O São Paulo entrou na onda dos clubes cheios de esquemas com empresários. Transformou-se em vitrine para jogadores sem nome, ou em baixa. Tornou-se um balcão de negócios. O fato de sair um time e meio para a chegada outro time e meio por ano significou ganhos importantes para alguns.
Existem instituições financeiras que lavam dinheiro oriundo de operações suspeitas. Existem clubes de futebol usados para alavancar imagem de jogadores desconhecidos e, assim, ganharem grife no mercado. Acontece com a seleção brasileira nos períodos de amistosos inúteis. Aconteceu no São Paulo Futebol Clube.
É a explicação convincente e plausível para entender, porque o São Paulo é o clube que pior contrata, mas o que melhor vende. A meta é o lucro, a curto prazo. Pouco importa vencer títulos. No São Paulo, futebol virou business, e só. Pensamento tipicamente limitado dos dirigentes brasileiros.

A maior força do faturamento de um clube reside no trabalho sério que leva à conquistas. Títulos valorizam a marca e os jogadores, atraem mais torcedores, aumentam a exposição na mídia, atraem patrocinadores mais fortes. São as conquistas que agigantam um clube de futebol.
No São Paulo, esqueceram a vanguarda, modernidade e inovação – essências históricas que permeavam o Morumbi. Hoje, grandes clubes estão seguindo a profissionalização, gestão séria e foco no resultado. Juvenal virou dono do clube. Mandou e desmandou. E deixou assuntos primordiais para gente sem conhecimento. Entrou na contra mão.
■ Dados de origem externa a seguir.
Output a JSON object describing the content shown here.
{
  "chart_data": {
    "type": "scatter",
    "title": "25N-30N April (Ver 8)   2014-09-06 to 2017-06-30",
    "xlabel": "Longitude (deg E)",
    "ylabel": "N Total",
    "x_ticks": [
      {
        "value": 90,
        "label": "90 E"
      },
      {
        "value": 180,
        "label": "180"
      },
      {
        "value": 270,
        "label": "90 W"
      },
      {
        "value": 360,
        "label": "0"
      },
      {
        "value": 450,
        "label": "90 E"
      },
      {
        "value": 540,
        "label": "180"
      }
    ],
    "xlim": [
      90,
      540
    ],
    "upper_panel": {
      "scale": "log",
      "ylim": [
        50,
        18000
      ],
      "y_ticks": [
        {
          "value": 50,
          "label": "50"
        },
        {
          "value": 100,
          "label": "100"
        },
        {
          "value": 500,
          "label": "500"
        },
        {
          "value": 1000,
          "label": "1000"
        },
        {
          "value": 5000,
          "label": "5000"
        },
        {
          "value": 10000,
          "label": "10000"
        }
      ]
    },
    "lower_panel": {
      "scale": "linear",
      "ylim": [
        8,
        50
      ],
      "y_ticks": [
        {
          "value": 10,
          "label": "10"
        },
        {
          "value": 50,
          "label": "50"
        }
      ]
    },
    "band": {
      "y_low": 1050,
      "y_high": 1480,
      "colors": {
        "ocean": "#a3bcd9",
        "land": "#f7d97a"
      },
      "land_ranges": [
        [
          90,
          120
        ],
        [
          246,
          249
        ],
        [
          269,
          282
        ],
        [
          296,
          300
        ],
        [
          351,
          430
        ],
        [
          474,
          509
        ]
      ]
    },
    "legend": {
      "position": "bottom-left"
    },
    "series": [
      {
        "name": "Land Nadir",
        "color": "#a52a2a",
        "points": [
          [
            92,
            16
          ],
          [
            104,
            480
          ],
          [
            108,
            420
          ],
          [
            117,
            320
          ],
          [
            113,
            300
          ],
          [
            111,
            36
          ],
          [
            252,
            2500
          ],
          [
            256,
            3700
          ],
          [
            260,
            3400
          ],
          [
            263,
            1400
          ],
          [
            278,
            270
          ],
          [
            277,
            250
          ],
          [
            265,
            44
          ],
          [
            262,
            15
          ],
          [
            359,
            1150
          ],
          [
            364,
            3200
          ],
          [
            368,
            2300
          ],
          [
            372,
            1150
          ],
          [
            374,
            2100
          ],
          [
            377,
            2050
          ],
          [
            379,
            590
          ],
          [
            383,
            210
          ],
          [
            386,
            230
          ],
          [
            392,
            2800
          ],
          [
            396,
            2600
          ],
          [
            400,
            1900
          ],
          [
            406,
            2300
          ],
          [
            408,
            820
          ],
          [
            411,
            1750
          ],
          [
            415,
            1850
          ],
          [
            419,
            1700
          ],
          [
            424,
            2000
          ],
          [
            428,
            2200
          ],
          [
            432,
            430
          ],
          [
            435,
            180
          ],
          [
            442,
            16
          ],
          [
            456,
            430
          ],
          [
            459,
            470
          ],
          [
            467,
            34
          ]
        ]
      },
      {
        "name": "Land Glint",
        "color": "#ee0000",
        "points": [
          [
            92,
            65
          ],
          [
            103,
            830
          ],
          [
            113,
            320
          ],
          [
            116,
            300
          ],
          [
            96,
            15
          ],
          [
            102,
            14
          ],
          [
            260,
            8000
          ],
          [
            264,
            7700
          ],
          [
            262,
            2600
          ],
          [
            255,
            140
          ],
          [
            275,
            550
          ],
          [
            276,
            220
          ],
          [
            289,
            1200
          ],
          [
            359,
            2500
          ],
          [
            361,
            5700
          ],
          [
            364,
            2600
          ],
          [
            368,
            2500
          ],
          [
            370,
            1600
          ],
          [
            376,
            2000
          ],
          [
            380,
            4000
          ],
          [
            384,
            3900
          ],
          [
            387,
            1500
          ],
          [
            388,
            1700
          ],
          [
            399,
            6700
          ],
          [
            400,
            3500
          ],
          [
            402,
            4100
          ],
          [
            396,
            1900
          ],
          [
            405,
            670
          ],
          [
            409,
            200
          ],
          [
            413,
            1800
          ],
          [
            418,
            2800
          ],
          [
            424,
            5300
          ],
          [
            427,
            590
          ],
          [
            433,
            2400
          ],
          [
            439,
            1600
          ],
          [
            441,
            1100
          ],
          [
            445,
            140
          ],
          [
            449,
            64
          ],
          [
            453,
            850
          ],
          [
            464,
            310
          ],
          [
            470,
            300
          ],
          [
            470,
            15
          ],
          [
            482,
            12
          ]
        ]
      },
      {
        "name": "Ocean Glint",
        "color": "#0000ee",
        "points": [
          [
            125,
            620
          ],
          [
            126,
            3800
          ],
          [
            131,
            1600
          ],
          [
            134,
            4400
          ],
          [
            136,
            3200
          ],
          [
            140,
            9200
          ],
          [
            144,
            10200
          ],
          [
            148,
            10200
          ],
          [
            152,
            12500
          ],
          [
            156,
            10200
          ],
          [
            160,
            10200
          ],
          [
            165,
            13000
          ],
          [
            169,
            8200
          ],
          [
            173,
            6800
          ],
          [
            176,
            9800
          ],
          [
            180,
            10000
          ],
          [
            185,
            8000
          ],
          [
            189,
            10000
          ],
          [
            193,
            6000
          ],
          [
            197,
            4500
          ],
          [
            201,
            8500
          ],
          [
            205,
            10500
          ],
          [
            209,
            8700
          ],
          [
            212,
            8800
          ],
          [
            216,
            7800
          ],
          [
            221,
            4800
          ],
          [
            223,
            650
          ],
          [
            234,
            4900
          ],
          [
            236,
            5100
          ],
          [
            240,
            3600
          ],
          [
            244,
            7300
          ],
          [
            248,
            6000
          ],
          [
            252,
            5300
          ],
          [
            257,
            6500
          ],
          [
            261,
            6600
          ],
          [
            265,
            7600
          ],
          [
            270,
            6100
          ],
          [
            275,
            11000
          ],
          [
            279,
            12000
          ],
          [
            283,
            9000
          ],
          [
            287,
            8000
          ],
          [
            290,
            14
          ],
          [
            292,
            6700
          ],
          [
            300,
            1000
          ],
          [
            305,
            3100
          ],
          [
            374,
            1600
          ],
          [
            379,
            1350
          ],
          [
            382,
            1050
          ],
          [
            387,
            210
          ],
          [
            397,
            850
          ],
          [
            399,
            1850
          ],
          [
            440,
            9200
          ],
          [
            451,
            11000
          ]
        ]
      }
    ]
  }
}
No SPCF – São Paulo Clube Futebol de Juvenal – o poder absoluto foi absolutamente ineficaz. No futebol, a boleirada possui várias faces. Portanto, a rigidez de uma única linha, rígida e central, nunca permitiria que desse liga. A centralização de tudo atrasou a gestão do futebol. Por isso o octogenário foi um grande diretor, mas péssimo presidente.
De quebra, a arrogância e a soberba de JJ fizeram do São Paulo o clube mais odiado do país. A exemplo de todos os cartolas que se perpetuam no poder, Juvenal virou uma caricatura, uma patética figura, motivo de riso e chacota. O dirigente que se intitula como mais vitorioso, sai como o mais derrotado após 10 anos como mandatário (1988 – 1990 e 2006 – 2014).